Soon enough, DBA’s immediate neighborhood changed from creating to consuming. Street muggings declined, and lease muggings began. In November 2014, with an eviction date looming, DBA decided to say goodbye with a month-long celebration of concerts, booking artists both low-profile and gone-massive. Conboy documents it all on film in his “Goodnight Brooklyn” documentary, hopefully out in late 2016, and already well-received both at SXSW the 2016 Melbourne Documentary Film Festival, where it won an award for Best International Documentary.
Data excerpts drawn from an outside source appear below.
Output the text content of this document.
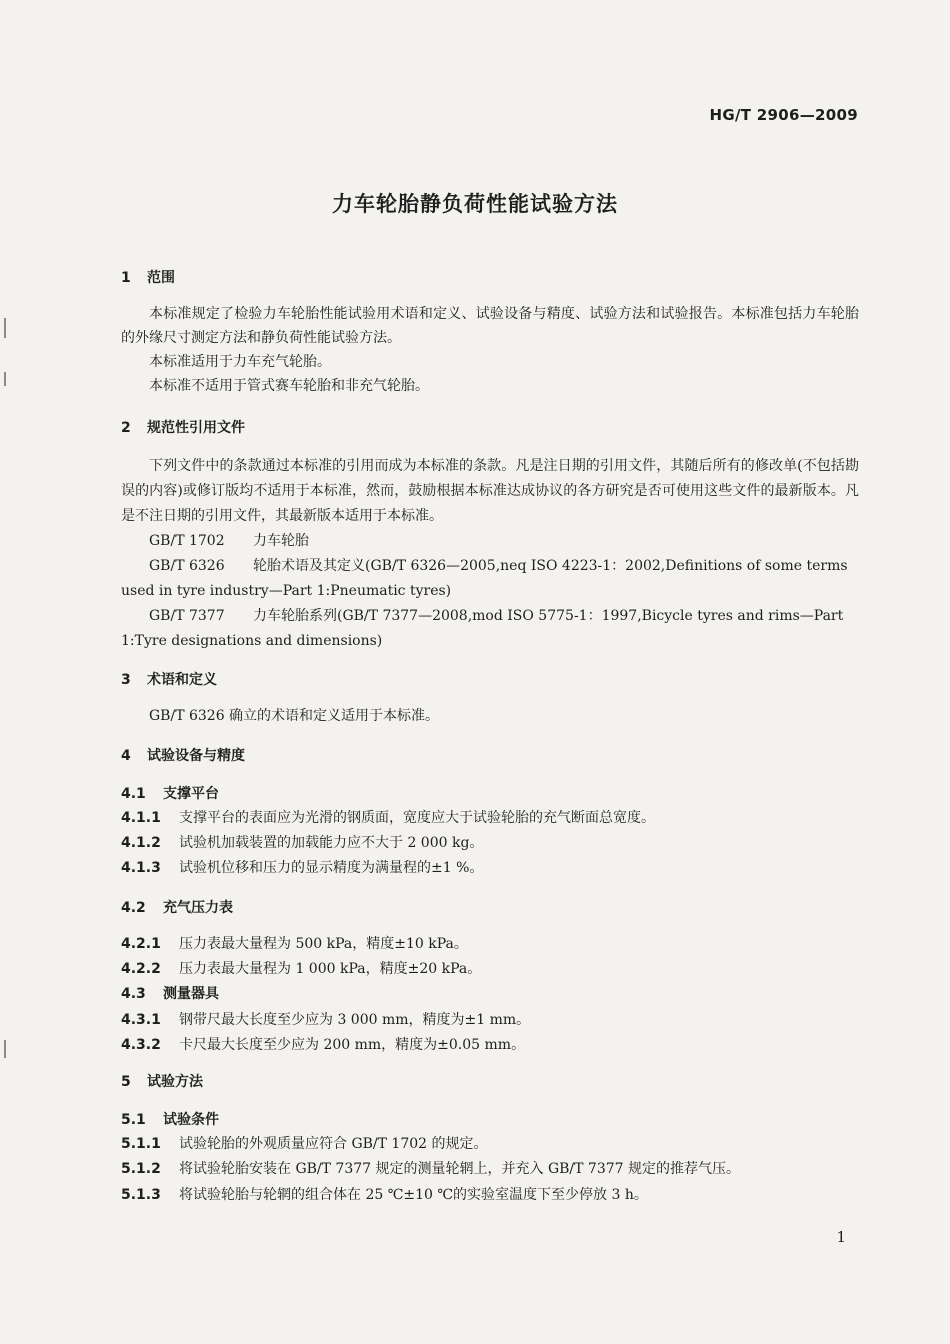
HG/T 2906—2009
力车轮胎静负荷性能试验方法
1 范围

本标准规定了检验力车轮胎性能试验用术语和定义、试验设备与精度、试验方法和试验报告。本标准包括力车轮胎的外缘尺寸测定方法和静负荷性能试验方法。

本标准适用于力车充气轮胎。

本标准不适用于管式赛车轮胎和非充气轮胎。

2 规范性引用文件

下列文件中的条款通过本标准的引用而成为本标准的条款。凡是注日期的引用文件，其随后所有的修改单(不包括勘误的内容)或修订版均不适用于本标准，然而，鼓励根据本标准达成协议的各方研究是否可使用这些文件的最新版本。凡是不注日期的引用文件，其最新版本适用于本标准。

GB/T 1702 力车轮胎

GB/T 6326 轮胎术语及其定义(GB/T 6326—2005,neq ISO 4223-1：2002,Definitions of some terms used in tyre industry—Part 1:Pneumatic tyres)

GB/T 7377 力车轮胎系列(GB/T 7377—2008,mod ISO 5775-1：1997,Bicycle tyres and rims—Part 1:Tyre designations and dimensions)

3 术语和定义

GB/T 6326 确立的术语和定义适用于本标准。

4 试验设备与精度
4.1 支撑平台
4.1.1 支撑平台的表面应为光滑的钢质面，宽度应大于试验轮胎的充气断面总宽度。
4.1.2 试验机加载装置的加载能力应不大于 2 000 kg。
4.1.3 试验机位移和压力的显示精度为满量程的±1 %。
4.2 充气压力表
4.2.1 压力表最大量程为 500 kPa，精度±10 kPa。
4.2.2 压力表最大量程为 1 000 kPa，精度±20 kPa。
4.3 测量器具
4.3.1 钢带尺最大长度至少应为 3 000 mm，精度为±1 mm。
4.3.2 卡尺最大长度至少应为 200 mm，精度为±0.05 mm。
5 试验方法
5.1 试验条件
5.1.1 试验轮胎的外观质量应符合 GB/T 1702 的规定。
5.1.2 将试验轮胎安装在 GB/T 7377 规定的测量轮辋上，并充入 GB/T 7377 规定的推荐气压。
5.1.3 将试验轮胎与轮辋的组合体在 25 ℃±10 ℃的实验室温度下至少停放 3 h。
1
In addition to filming the final month, DBA pressed record for all shows. For fans of the music, as well as collectors of rare-as-shit, cool objects, Famous Class records is releasing 26 of these final live tracks, in chronological order, as Start Your Own Fucking Show Space, a vinyl-only, three-record compilation. Double gatefold jacket, printed sleeves, a listing of all shows in DBA’s history; i.e., the works. If you need it on clear, blue, and red vinyl, order fast, or it’s gone. If you’re a Ty Segall fan, order fast and go for the deluxe bundle, which includes a bonus, very limited (as in digital: never), red-vinyl recording of Segall’s first, full NYC show, at DBA in 2008, including an unreleased track, “Don’t You Want To Go”.
Critical distance proves difficult when it comes to assessing the overall talent assembled, partially because a certain Ravelin writer (ahem) was present for the track “Monkey Trip” by Pampers. Some acts cut their teeth at the shadiest of long-gone, pre-DBA Brooklyn joints (Deerhoof, Ted Leo, Lightning Bolt, Shellshag) and others used the home field advantage offered by DBA to get things right (Parquet Courts, Protomartyr, Sleepies, Screaming Females, Grooms). Still others, despite outgrowing clubs of the same size as their careers skyrocketed outside of Brooklyn, return the favor of DBA’s early NYC support (Jeff the Brotherhood, Future Islands, Thee Oh Sees, Dan Deacon, Segall). And then there are those that need more attention, and right now (Downtown Boys). Styles range from scuzz to shoegaze to new romantic to electro pop. All are still together or performing in some fashion, which only highlights how the title Start Your Own Fucking Show Space works not just as snappy response to complainers in the club, but how it serves as a serious directive. Start Your Own Fucking Show Space is a call to action.
We caught up with Cyrus Lubin of Famous Class records, asked about Start Your Own Fucking Show Space, and let him tell it as it was:
This 3XLp is a nice tribute, and a pretty cool object to own. How much work was it? How long did it take? What’s your favorite feature (the hardcover book, the art, the color vinyl)?
This thing was a fuck-load of work! by the time it comes out I think we will have spent 18 months making it. My favorite part is probably the inner sleeves which lists every single of the 1,800 shows at Death By Audio. It’s an unreal thing to see in person. Edan [Wilber] and I spent countless hours combing through it, making sure it was all in the right order and fixing so, so many spelling mistakes and misplaced commas.
Was each track recorded the same way in that final month?
Yep, the DBA dudes and I had already done the Flexibook together so when the news came in on the pending eviction we knew we’d want to make something like this. Matt [Conboy] and Edan stepped up the recording set up for these shows and jay did a great job with mixing it all. The records sound awesome.
Who selected the tracks?
We all did really. I think at first I went through around 50 of the full sets and sent Matt and Edan my 20 to 30 picks but that was really just a jumping off point and we went through a lot of edits before landing on this final track list. It was important that this accurately represented the space, and that meant including both the bands that blew up like Ty [Segall] and Future Islands, but also the bands that played there 20 times over two years but aren’t well known outside of Brooklyn.